In questi anni l’evoluzione della specie a due ruote è stata importante, anzi impressionante. Noi missionari fin da tempi memorabili abbiamo sempre usato le moto, che allora avevano nomi nostrani come Guzzi, Gilera e Aprilia. Le nobili e quattroruote e i camion, permettevano ottimi servizi e i garage diocesani di riparazione avevano un bel daffare per mantenere tutti i mezzi in buono stato. Oggi si preferisce far uso delle moto cinesi (o giapponesi per quelli con portafoglio più fornito) anche per l’apostolato nei numerosi villaggi delle missioni e parrocchie, mentre le vetture, visto i costi stratosferici, sono utilizzate con parsimonia per i servizi di necessità. I garage sono in crisi per mancanza di lavoro. In caso di necessità la gente sa sbrogliarsela.
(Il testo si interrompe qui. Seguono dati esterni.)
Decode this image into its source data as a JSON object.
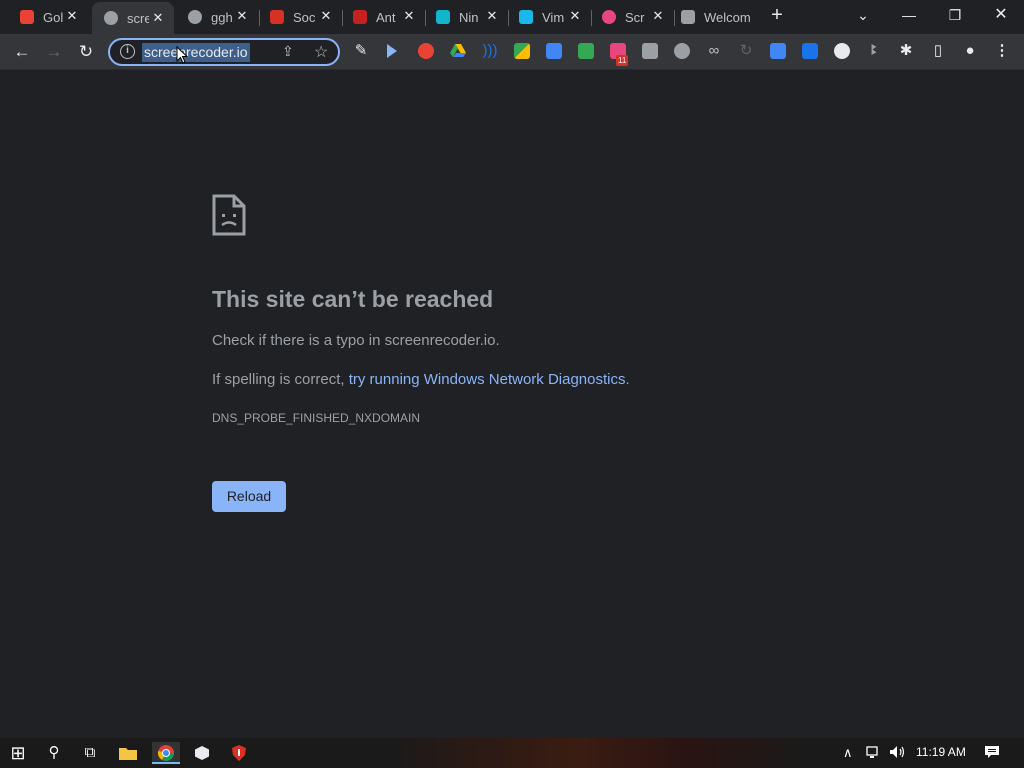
{
  "tabs": [
    {
      "title": "Gol",
      "favicon_color": "#ea4335",
      "active": false
    },
    {
      "title": "scre",
      "favicon_color": "#9aa0a6",
      "active": true
    },
    {
      "title": "ggh",
      "favicon_color": "#9aa0a6",
      "active": false
    },
    {
      "title": "Soc",
      "favicon_color": "#d93025",
      "active": false
    },
    {
      "title": "Ant",
      "favicon_color": "#c5221f",
      "active": false
    },
    {
      "title": "Nin",
      "favicon_color": "#12b5cb",
      "active": false
    },
    {
      "title": "Vim",
      "favicon_color": "#1ab7ea",
      "active": false
    },
    {
      "title": "Scr",
      "favicon_color": "#e8467c",
      "active": false
    },
    {
      "title": "Welcom",
      "favicon_color": "#9aa0a6",
      "active": false
    }
  ],
  "tab_close_glyph": "✕",
  "new_tab_glyph": "+",
  "window_controls": {
    "tab_search": "⌄",
    "minimize": "—",
    "restore": "❐",
    "close": "✕"
  },
  "nav": {
    "back": "←",
    "forward": "→",
    "reload": "↻"
  },
  "omnibox": {
    "url": "screenrecoder.io",
    "info_glyph": "i",
    "share_glyph": "⇪",
    "star_glyph": "☆"
  },
  "extension_badge": "11",
  "extensions": [
    {
      "icon": "pen-icon",
      "color": "#9aa0a6"
    },
    {
      "icon": "cursor-icon",
      "color": "#8ab4f8"
    },
    {
      "icon": "red-circle-icon",
      "color": "#ea4335"
    },
    {
      "icon": "google-drive-icon",
      "color": "#34a853"
    },
    {
      "icon": "wave-icon",
      "color": "#1a73e8"
    },
    {
      "icon": "grid-icon",
      "color": "#fbbc04"
    },
    {
      "icon": "translate-icon",
      "color": "#4285f4"
    },
    {
      "icon": "image-icon",
      "color": "#34a853"
    },
    {
      "icon": "badge-ext-icon",
      "color": "#e8467c"
    },
    {
      "icon": "calendar-icon",
      "color": "#9aa0a6"
    },
    {
      "icon": "grey-dot-icon",
      "color": "#9aa0a6"
    },
    {
      "icon": "glasses-icon",
      "color": "#bdc1c6"
    },
    {
      "icon": "arc-icon",
      "color": "#5f6368"
    },
    {
      "icon": "screen-icon",
      "color": "#4285f4"
    },
    {
      "icon": "bookmark-ext-icon",
      "color": "#1a73e8"
    },
    {
      "icon": "wordpress-icon",
      "color": "#e8eaed"
    },
    {
      "icon": "people-icon",
      "color": "#9aa0a6"
    }
  ],
  "toolbar_right": {
    "puzzle": "✱",
    "sidepanel": "▯",
    "profile": "●",
    "menu": "⋮"
  },
  "error": {
    "heading": "This site can’t be reached",
    "line1": "Check if there is a typo in screenrecoder.io.",
    "line2_prefix": "If spelling is correct, ",
    "line2_link": "try running Windows Network Diagnostics",
    "line2_suffix": ".",
    "code": "DNS_PROBE_FINISHED_NXDOMAIN",
    "reload_label": "Reload"
  },
  "taskbar": {
    "start_glyph": "⊞",
    "search_glyph": "⚲",
    "taskview_glyph": "⧉",
    "tray_chevron": "∧",
    "clock": "11:19 AM",
    "notification_glyph": "▤"
  },
  "colors": {
    "accent": "#8ab4f8",
    "background": "#202124",
    "toolbar": "#35363a"
  }
}
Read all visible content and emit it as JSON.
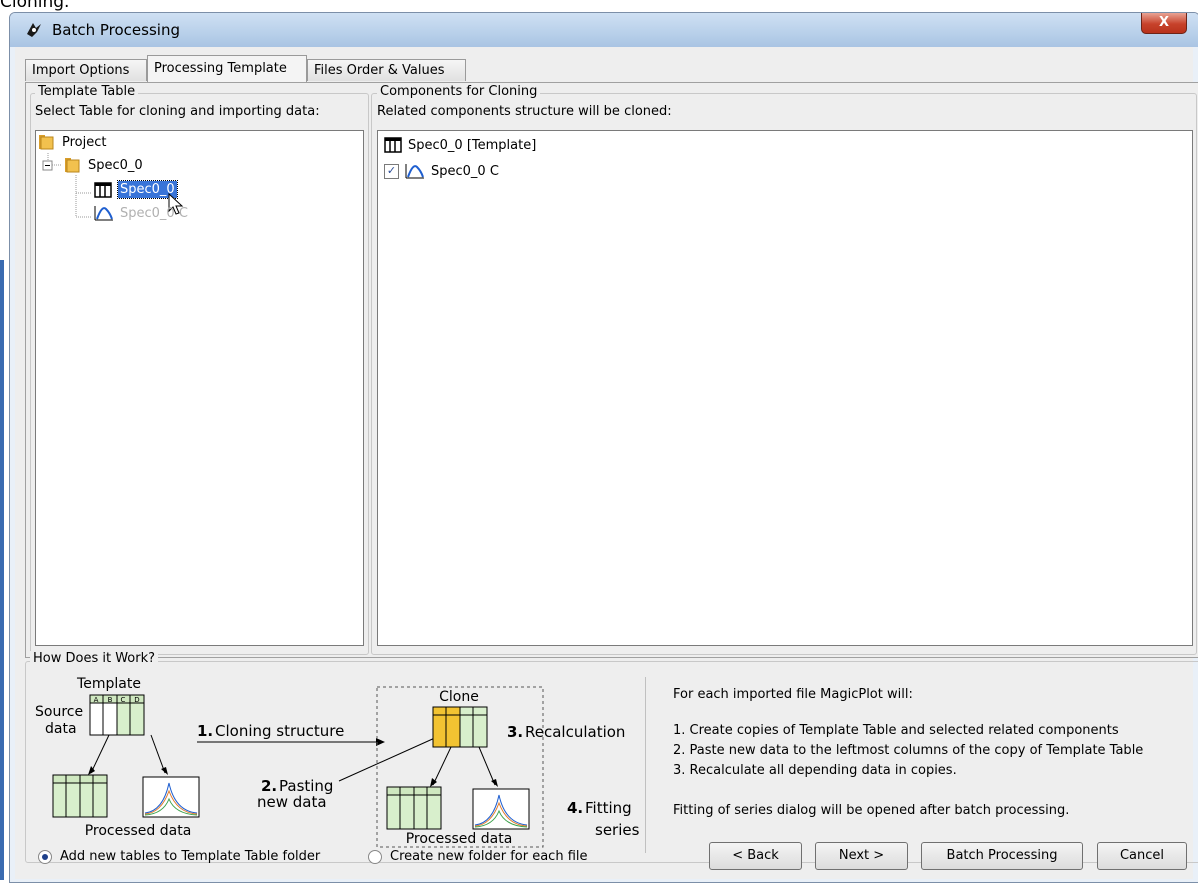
{
  "top_text": "Cloning.",
  "window": {
    "title": "Batch Processing",
    "close_label": "X"
  },
  "tabs": [
    {
      "label": "Import Options"
    },
    {
      "label": "Processing Template"
    },
    {
      "label": "Files Order & Values"
    }
  ],
  "template_table": {
    "group_title": "Template Table",
    "instruction": "Select Table for cloning and importing data:",
    "tree": {
      "root": "Project",
      "folder": "Spec0_0",
      "table": "Spec0_0",
      "fit": "Spec0_0 C"
    }
  },
  "components": {
    "group_title": "Components for Cloning",
    "instruction": "Related components structure will be cloned:",
    "items": [
      {
        "label": "Spec0_0 [Template]",
        "checked": null
      },
      {
        "label": "Spec0_0 C",
        "checked": true
      }
    ]
  },
  "how": {
    "group_title": "How Does it Work?",
    "diagram": {
      "template_label": "Template",
      "source_label_1": "Source",
      "source_label_2": "data",
      "step1_num": "1.",
      "step1_text": "Cloning structure",
      "clone_label": "Clone",
      "step3_num": "3.",
      "step3_text": "Recalculation",
      "step2_num": "2.",
      "step2_text_1": "Pasting",
      "step2_text_2": "new data",
      "step4_num": "4.",
      "step4_text_1": "Fitting",
      "step4_text_2": "series",
      "processed_left": "Processed data",
      "processed_right": "Processed data",
      "cols": [
        "A",
        "B",
        "C",
        "D"
      ]
    },
    "info_title": "For each imported file MagicPlot will:",
    "info_lines": [
      "1. Create copies of Template Table and selected related components",
      "2. Paste new data to the leftmost columns of the copy of Template Table",
      "3. Recalculate all depending data in copies."
    ],
    "info_footer": "Fitting of series dialog will be opened after batch processing."
  },
  "options": {
    "radio_add": "Add new tables to Template Table folder",
    "radio_create": "Create new folder for each file",
    "selected": "add"
  },
  "buttons": {
    "back": "< Back",
    "next": "Next >",
    "batch": "Batch Processing",
    "cancel": "Cancel"
  }
}
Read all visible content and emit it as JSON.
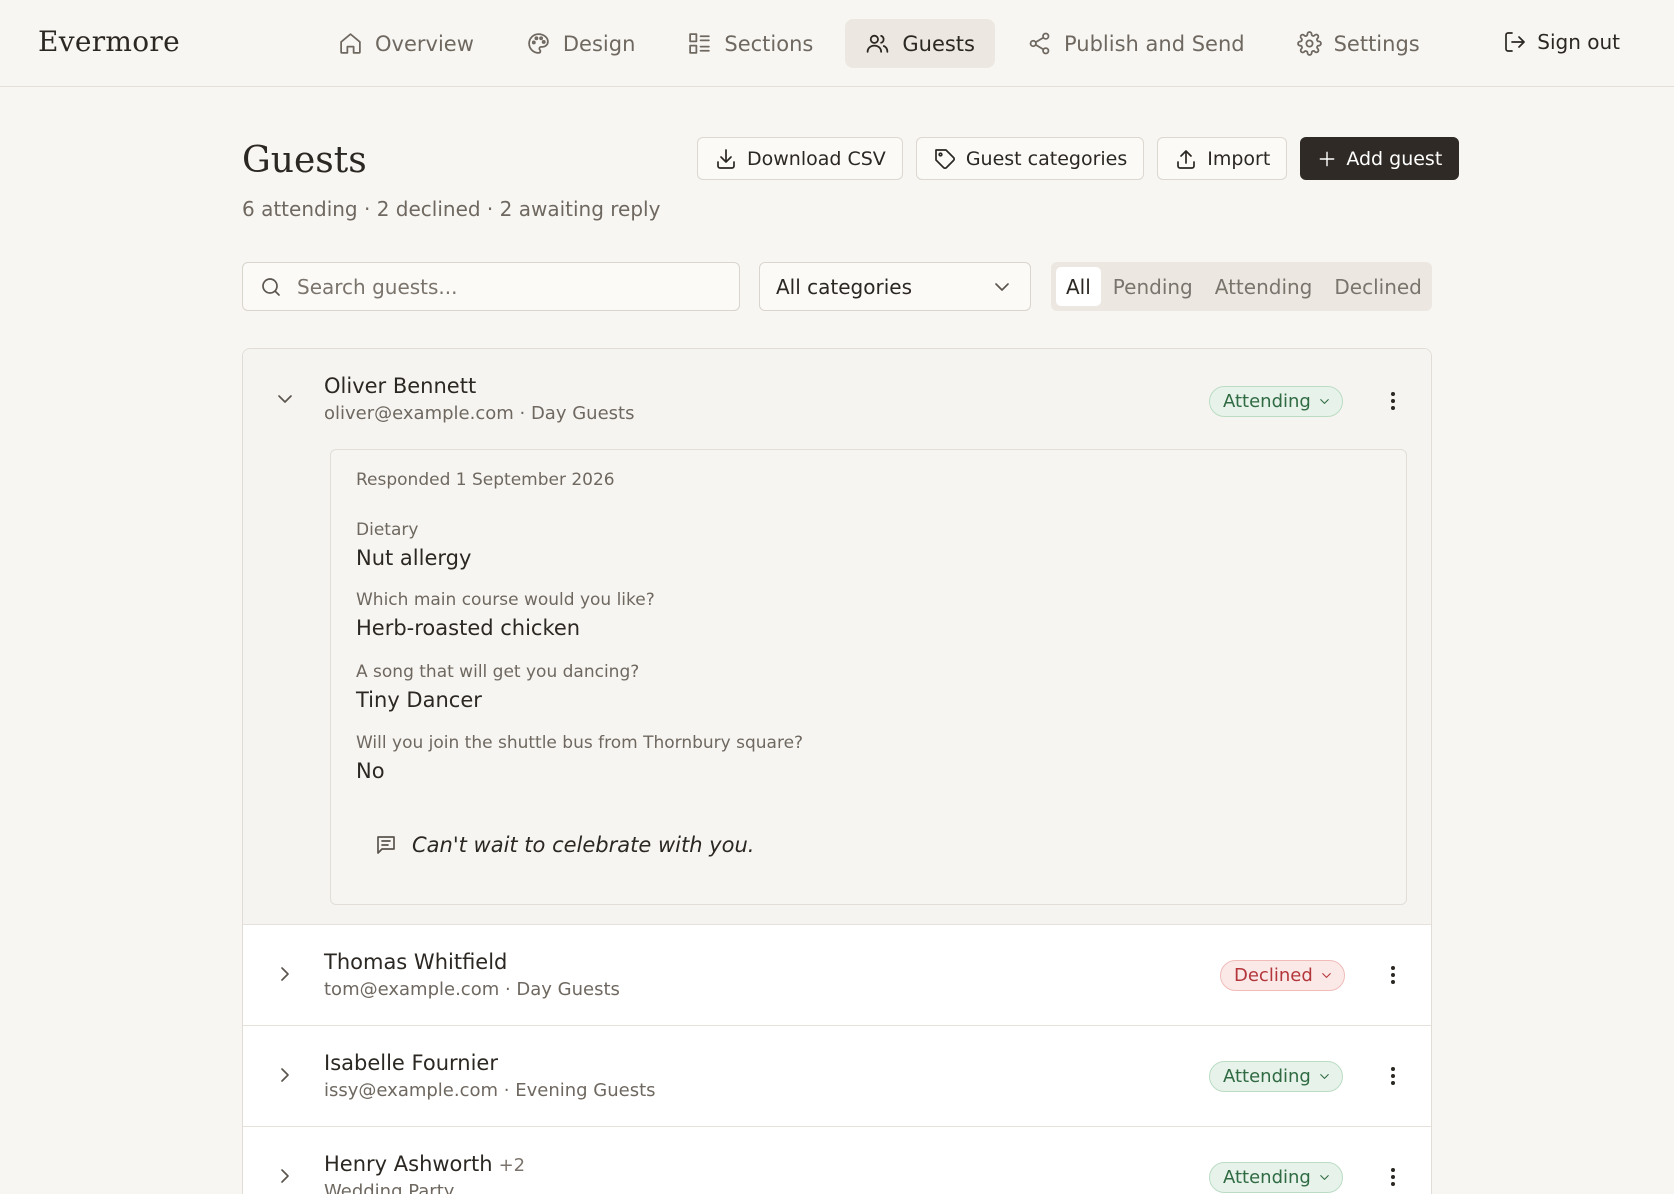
{
  "app": {
    "brand": "Evermore"
  },
  "nav": {
    "items": [
      {
        "label": "Overview",
        "icon": "home-icon"
      },
      {
        "label": "Design",
        "icon": "palette-icon"
      },
      {
        "label": "Sections",
        "icon": "sections-icon"
      },
      {
        "label": "Guests",
        "icon": "users-icon",
        "active": true
      },
      {
        "label": "Publish and Send",
        "icon": "share-icon"
      },
      {
        "label": "Settings",
        "icon": "gear-icon"
      }
    ],
    "sign_out": "Sign out"
  },
  "header": {
    "title": "Guests",
    "summary": "6 attending · 2 declined · 2 awaiting reply",
    "actions": {
      "download_csv": "Download CSV",
      "guest_categories": "Guest categories",
      "import": "Import",
      "add_guest": "Add guest"
    }
  },
  "filters": {
    "search_placeholder": "Search guests...",
    "category": "All categories",
    "status_tabs": [
      "All",
      "Pending",
      "Attending",
      "Declined"
    ],
    "active_status": "All"
  },
  "colors": {
    "attending_bg": "#e7f3ea",
    "attending_text": "#2f6a42",
    "declined_bg": "#fbe9e8",
    "declined_text": "#b3363a",
    "primary_button": "#2f2a25"
  },
  "guests": [
    {
      "name": "Oliver Bennett",
      "sub": "oliver@example.com · Day Guests",
      "status": "Attending",
      "expanded": true,
      "responded": "Responded 1 September 2026",
      "answers": [
        {
          "q": "Dietary",
          "a": "Nut allergy"
        },
        {
          "q": "Which main course would you like?",
          "a": "Herb-roasted chicken"
        },
        {
          "q": "A song that will get you dancing?",
          "a": "Tiny Dancer"
        },
        {
          "q": "Will you join the shuttle bus from Thornbury square?",
          "a": "No"
        }
      ],
      "message": "Can't wait to celebrate with you."
    },
    {
      "name": "Thomas Whitfield",
      "sub": "tom@example.com · Day Guests",
      "status": "Declined"
    },
    {
      "name": "Isabelle Fournier",
      "sub": "issy@example.com · Evening Guests",
      "status": "Attending"
    },
    {
      "name": "Henry Ashworth",
      "plus": "+2",
      "sub": "Wedding Party",
      "status": "Attending"
    }
  ]
}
Anche i pezzi di ricambio per moto, sempre “made in Cina” costano pochissimo e sono facilmente reperibili.
Chissà cosa riserva il futuro dei trasporti in questi paesi dell’Africa, tenendo conto anche di altri aspetti come l’attenzione della natura, la polluzione dei gas, e non per ultimo il rispetto delle persone. Chissà che non ci sia un ritorno ai mezzi biblici rispettosi del creato, come il carretto tirato dall’umile asinello…forse anche lui “made in Cina”.